Over the last decade, the brothers have succeeded in installing five pivots, all of which use LEPA (Low Energy Precision Application) technology. LEPA ensures that the plant canopy remains dry and water is applied directly to every second furrow. This requires some special management and tillage practices but is also one of the most resource-efficient means of irrigation. They have also installed weather stations and monitoring systems that measure things like soil moisture, rainfall and evaporation rates, to help with inputs assessment. In 2016 they began using the “precision agriculture system”, which measures not only the average input requirements for the whole plantation but also the different needs of every individual hectare, and then with aid of GPS monitoring, they are able to ensure that each plant receives only the nutrients and water it needs.

In addition to their conservation activities, Ecoagricola engages socially with the small farmer communities that surround them. They have helped many of these small farmers with fiscal education and helped them sell their produce at the estate’s canteen and also to other companies and markets. Marcelo and Roberto also regularly participate in their community meetings and try to find ways to collectively help and support their local community. They also help directly by investing in specific community needs, such as school repairs, uniforms for students, etc.
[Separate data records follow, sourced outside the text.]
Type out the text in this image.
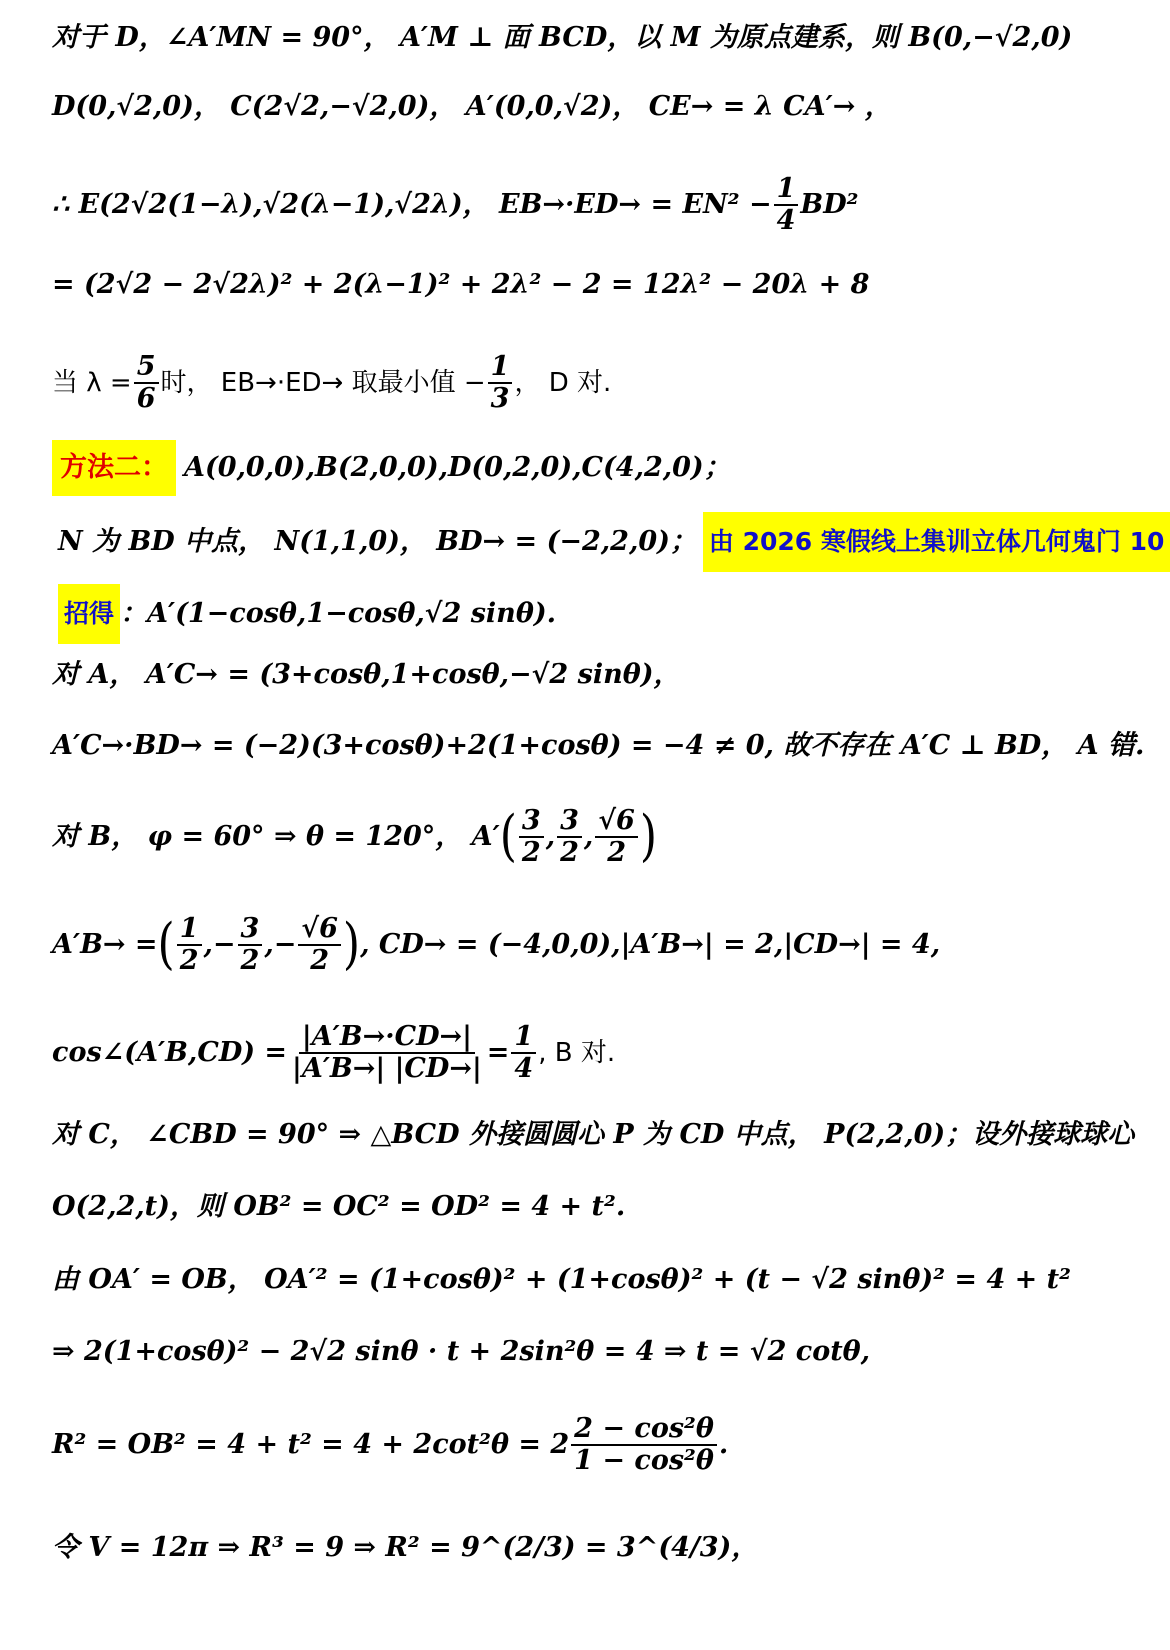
对于 D，∠A′MN = 90°， A′M ⊥ 面 BCD，以 M 为原点建系，则 B(0,−√2,0)
D(0,√2,0)， C(2√2,−√2,0)， A′(0,0,√2)， CE→ = λ CA′→ ，
∴ E(2√2(1−λ),√2(λ−1),√2λ)， $EB\to\cdot ED\to = EN^2 - \frac{1}{4} BD^2$
= (2√2 − 2√2λ)² + 2(λ−1)² + 2λ² − 2 = 12λ² − 20λ + 8
当 $\lambda = \frac{5}{6}$ 时， EB→·ED→ 取最小值 − $\frac{1}{3}$ ， D 对.
方法二： A(0,0,0),B(2,0,0),D(0,2,0),C(4,2,0)；
N 为 BD 中点， N(1,1,0)， BD→ = (−2,2,0)； 由 2026 寒假线上集训立体几何鬼门 10
招得 ：A′(1−cosθ,1−cosθ,√2 sinθ).
对 A， A′C→ = (3+cosθ,1+cosθ,−√2 sinθ)，
A′C→·BD→ = (−2)(3+cosθ)+2(1+cosθ) = −4 ≠ 0, 故不存在 A′C ⊥ BD， A 错.
对 B， φ = 60° ⇒ θ = 120°， A′ ( $\frac{3}{2}$ , $\frac{3}{2}$ , $\frac{√6}{2}$ )
A′B→ = ( $\frac{1}{2}$ ,− $\frac{3}{2}$ ,− $\frac{√6}{2}$ ) , CD→ = (−4,0,0),|A′B→| = 2,|CD→| = 4,
cos∠(A′B,CD) = $\frac{|A'B\to\cdot CD\to|}{|A'B\to| |CD\to|} = \frac{1}{4}$ , B 对.
对 C， ∠CBD = 90° ⇒ △BCD 外接圆圆心 P 为 CD 中点， P(2,2,0)；设外接球球心
O(2,2,t)，则 OB² = OC² = OD² = 4 + t².
由 OA′ = OB， OA′² = (1+cosθ)² + (1+cosθ)² + (t − √2 sinθ)² = 4 + t²
⇒ 2(1+cosθ)² − 2√2 sinθ · t + 2sin²θ = 4 ⇒ t = √2 cotθ,
$R^2 = OB^2 = 4 + t^2 = 4 + 2\cot^2\theta = 2 \frac{\text{2 − cos²θ}}{\text{1 − cos²θ}}$ .
令 V = 12π ⇒ R³ = 9 ⇒ R² = 9^(2/3) = 3^(4/3)，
Judite, the cook at Serra do Cabral, summed up the Flanzer approach to business, their staff, and their community beautifully: “Here we don’t have boss and employee, we have family”. We are excited to be part of this family, and looking forward to establishing a very meaningful, positive and fruitful relationship with Marcelo and Roberto. Their professionalism, enthusiasm, openness, and motivation to continue to improve and do things better is exciting and inspiring. The results of their hard work are already in the cup, and we can’t wait to see how they continue to evolve and be part of this journey with them.

Head here to learn more about the Flanzer brothers and their work in Serra do Cabral.

HOW THIS COFFEE WAS PROCESSED

Since 2015, the Flanzer family has embarked on a quality-driven project for post-harvesting with the University of Lavras, coordinated by Professor Flavio Borém. Professor Borém is one of the world’s leading coffee quality researchers, and his advice has been crucial in informing the farm’s post-harvest practices.

Lots are defined by plot, variety, and method (natural, pulped natural), and 100% traceability is maintained from the moment the cherry is picked. During quality control and sensory analysis, every lot is assessed by the QC team (which is headed up by full-time Q-Grader, Danilo), and any quality issues can be traced back to the individual hectare, helping identify and prevent any future issues.

This coffee is a special 540kg micro-lot has been processed using ‘Tropical Natural Fermentation’. Cherries are collected ripe and stored closed in bags for around 24 hours below the coffee tree, in the shade, where the heat is not so strong. Here the coffee ferments (this method is sometimes called dry fermentation). The next day, cherries are washed and then slowly dried for 15 to 20 days, on raised-beds, and turned many times a day to ensure they dry evenly. Once dry, the coffee is rested for at least 30 days with the absence of light and heat.

Marcelo and Roberto started experimenting with different processing methods in 2017, in very small quantities and various fermentation times. As they uncover which methods taste the best, they are scaling up production and making micro-lots like this one.  The climate in the Serra do Cabral is very dry during the harvest period, providing the right conditions to produce a coffee like this which has a very unique and delicious taste profile.